An NZ private equity firm is on a food business buying binge, buying McCain’s dessert and baked goods brand Sara Lee after it snaffled Original Foods Baking Co in June.
The South Island Office (SIO) acquired the New Zealand wholesale bakery business in June for $30 million.
The investment firm has now also purchased Australian brand Sara Lee.
The South Island Office partner Tom Elworthy said the Sara Lee deal was “quite big”. While Elworthy wouldn’t put a number on it he pointed to the company's previous sale price. McCain purchased Sara Lee in 2012 for more than A$80m. Earnings before interest, tax, depreciation and amortisation were about A$15m, Elworthy said.
Sara Lee reportedly had A$96m in sales in the 2020 financial year.
Elworthy said extracting Sara Lee from the McCain business added a layer of complexity to the deal because it was "fully integrated with the McCain ecosystem" but it had plans in place to manage that process over the next six months.
He said both businesses had great products and management teams and culturally were a good fit.
"It's such a great match for us."
SIO bought Original Foods from founders Mike Sproule and Jane Mayell this year. It is a well-known brand in NZ supermarkets for its cakes and slices which are sold in bakery sections and is based in Wigram, Christchurch. It also has a food service business that supplies baked goods to small businesses such as cafes and to suppliers including Bidfood.
The Australian Sara Lee operation was founded in 1971 and has a plant in Lismore, Australia. It is best known for its frozen desserts which are sold in supermarkets on both sides of the Tasman.
The purchase will bring opportunities for Original to sell its products to Australian stockists of the Sara Lee brand, he said, and could accelerate growth through capacity in the plant in Australia. The company has been exporting Original Foods products to Australia for about five years.
The purchase is being funded through a credit fund out of Australia with IFM Investors, with the same backers as the Original Foods deal, Elworthy said, which included the SIO partners Sam Rofe, Rob Farrell, James Stringer and Elworthy.
Other investors include Rabobank chair and Scales Corporation managing director Andrew Borland, Original Foods chief executive Anthony Honeybone, Neil Brown and Mark Rutherford.
Elworthy said the two baking businesses were highly complementary with only small areas of overlap.
Sara Lee’s general manager Mark Mackaness will be group CEO, but the companies will continue to be run separately.
The South Island Office was founded in 2019 and has a sister company, Box 112, a private equity partnership focused on the South Island. Box 112 has been involved in a number of building restorations in Christchurch including the Public Trust Office building.
Sara Lee had about 220 staff, while Original had just under 200 employees, Honeybone said.
He said Sara Lee had products that supported Original’s offering like cheesecakes, ice creams and danishes.
“We’ve had really good feedback from our customers,” he said.
“We want to get stronger in that Australian market. Having someone who is already incredibly strong and established makes those distribution lines and those conversations and relationships so much easier.”
He said Sara Lee had tasted the Original products and were confident selling them into the Australian market. Over the past couple of years, the company had ramped up sales across the Tasman.
“It’s a really easy merger.”
The company also exported to the Pacific Islands.
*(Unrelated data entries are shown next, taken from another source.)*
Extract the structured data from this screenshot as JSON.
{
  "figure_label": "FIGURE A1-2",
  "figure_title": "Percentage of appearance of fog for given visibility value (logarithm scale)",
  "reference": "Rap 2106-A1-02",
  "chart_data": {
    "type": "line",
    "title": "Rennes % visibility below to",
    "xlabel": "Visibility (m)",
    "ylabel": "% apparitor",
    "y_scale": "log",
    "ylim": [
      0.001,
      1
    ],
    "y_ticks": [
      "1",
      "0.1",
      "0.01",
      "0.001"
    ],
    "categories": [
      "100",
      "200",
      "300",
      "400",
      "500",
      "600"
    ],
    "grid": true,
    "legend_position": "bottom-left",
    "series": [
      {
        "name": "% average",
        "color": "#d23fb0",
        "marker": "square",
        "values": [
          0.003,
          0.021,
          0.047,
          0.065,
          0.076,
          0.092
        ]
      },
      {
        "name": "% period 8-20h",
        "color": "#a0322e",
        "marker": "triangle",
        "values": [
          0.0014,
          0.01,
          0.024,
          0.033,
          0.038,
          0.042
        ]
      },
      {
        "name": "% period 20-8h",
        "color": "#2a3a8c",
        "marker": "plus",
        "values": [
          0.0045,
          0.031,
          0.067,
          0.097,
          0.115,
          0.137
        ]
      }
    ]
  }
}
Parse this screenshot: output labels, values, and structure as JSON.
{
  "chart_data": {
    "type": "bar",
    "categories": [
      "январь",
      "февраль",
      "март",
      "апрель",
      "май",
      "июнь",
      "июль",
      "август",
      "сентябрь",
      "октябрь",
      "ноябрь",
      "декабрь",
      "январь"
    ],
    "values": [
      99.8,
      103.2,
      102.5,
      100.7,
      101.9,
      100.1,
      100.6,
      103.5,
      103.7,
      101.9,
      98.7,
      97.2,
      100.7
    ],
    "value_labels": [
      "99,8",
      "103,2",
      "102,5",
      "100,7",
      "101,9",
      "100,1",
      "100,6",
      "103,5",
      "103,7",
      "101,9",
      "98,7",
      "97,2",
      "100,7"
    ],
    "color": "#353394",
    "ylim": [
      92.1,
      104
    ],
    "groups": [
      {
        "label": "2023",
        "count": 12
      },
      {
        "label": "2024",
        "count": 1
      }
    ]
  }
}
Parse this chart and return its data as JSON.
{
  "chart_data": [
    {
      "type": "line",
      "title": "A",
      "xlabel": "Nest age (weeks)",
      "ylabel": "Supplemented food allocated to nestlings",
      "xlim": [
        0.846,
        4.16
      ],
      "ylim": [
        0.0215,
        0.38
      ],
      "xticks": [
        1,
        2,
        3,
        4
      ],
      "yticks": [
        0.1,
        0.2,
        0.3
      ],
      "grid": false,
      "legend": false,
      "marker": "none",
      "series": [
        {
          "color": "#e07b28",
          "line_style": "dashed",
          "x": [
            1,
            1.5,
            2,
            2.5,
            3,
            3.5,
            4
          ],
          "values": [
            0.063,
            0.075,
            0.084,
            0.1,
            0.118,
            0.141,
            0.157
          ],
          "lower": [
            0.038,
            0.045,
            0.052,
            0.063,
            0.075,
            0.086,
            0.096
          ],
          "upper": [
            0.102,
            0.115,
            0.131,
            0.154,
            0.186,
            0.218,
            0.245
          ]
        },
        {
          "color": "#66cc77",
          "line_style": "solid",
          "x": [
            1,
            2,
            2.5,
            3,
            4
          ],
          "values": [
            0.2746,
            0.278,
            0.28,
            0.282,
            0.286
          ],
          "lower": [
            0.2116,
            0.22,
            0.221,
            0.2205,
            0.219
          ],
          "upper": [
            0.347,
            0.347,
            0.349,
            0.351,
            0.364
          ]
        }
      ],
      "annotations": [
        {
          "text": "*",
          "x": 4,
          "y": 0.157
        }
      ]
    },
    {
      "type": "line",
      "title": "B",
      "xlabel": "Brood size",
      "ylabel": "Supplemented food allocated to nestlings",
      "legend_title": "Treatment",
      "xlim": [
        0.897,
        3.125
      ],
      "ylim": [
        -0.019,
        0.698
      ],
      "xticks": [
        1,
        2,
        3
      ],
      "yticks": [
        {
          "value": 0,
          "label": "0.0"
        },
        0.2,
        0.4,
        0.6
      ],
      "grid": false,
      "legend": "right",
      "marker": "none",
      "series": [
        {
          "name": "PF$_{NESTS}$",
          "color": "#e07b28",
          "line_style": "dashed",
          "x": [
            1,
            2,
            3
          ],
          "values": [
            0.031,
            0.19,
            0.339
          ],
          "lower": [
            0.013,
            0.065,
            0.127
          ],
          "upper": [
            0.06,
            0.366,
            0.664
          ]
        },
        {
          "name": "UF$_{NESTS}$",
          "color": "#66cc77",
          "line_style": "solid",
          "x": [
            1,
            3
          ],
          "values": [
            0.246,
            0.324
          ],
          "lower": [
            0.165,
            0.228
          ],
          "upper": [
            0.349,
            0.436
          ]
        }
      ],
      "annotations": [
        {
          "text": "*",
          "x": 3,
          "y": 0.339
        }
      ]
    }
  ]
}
As Sara Lee would smooth the path for Original’s products in Australia, so would Original for the Sara Lee-branded goods, Honeybone said.
He said Sara Lee would keep its name as it had a high profile in Australia and was an Australian "icon".
“They’re both really good brands and we want to keep them operating.”
A sale with a twist
The business will end up with a group structure across the top of the two, with Mackaness leading the group along with other senior executives, Honeybone said.
He said the Sara Lee plant was more automated than that of Original, which had a plant of a small-to-medium sized business, but that was “growing rapidly”.
The Original Foods business was about 40% food service and the rest retail, he said.
Honeybone said Original had been extremely well run by its founders, Sproule and Mayell, but Mayell’s long-term illness had meant the pair wanted to find a buyer.
Honeybone was brought into the business on the first day of lockdown last year to help run it and establish an executive team.
He said there were a number of offers for the business, with the sale finally going ahead to SIO on the same day that Mayell died.
“It was really sad … and bittersweet. It was something on her bucket list that she wanted to see happen. It was a really tough, bittersweet day.”
On Wednesday Sproule declined to comment, saying he had sold the business and “would be shot” if he said anything.
As for the new owners, The South Island Office, Elworthy said he expected the firm would do more deals before the end of the year.
The partners were always looking for good businesses that had good management teams, he said.
The pandemic had prompted business owners, like many people, to think about their lives and that meant there were opportunities for SIO as owners considered exiting, Elworthy said.
Elworthy said the partners "like the food business" and baking is one of them but there were other opportunities. Covid had caused uncertainty and risk for other investors, he said, which SIO would look to capitalise on.
"We are looking for something a little bit different ... something with a twist."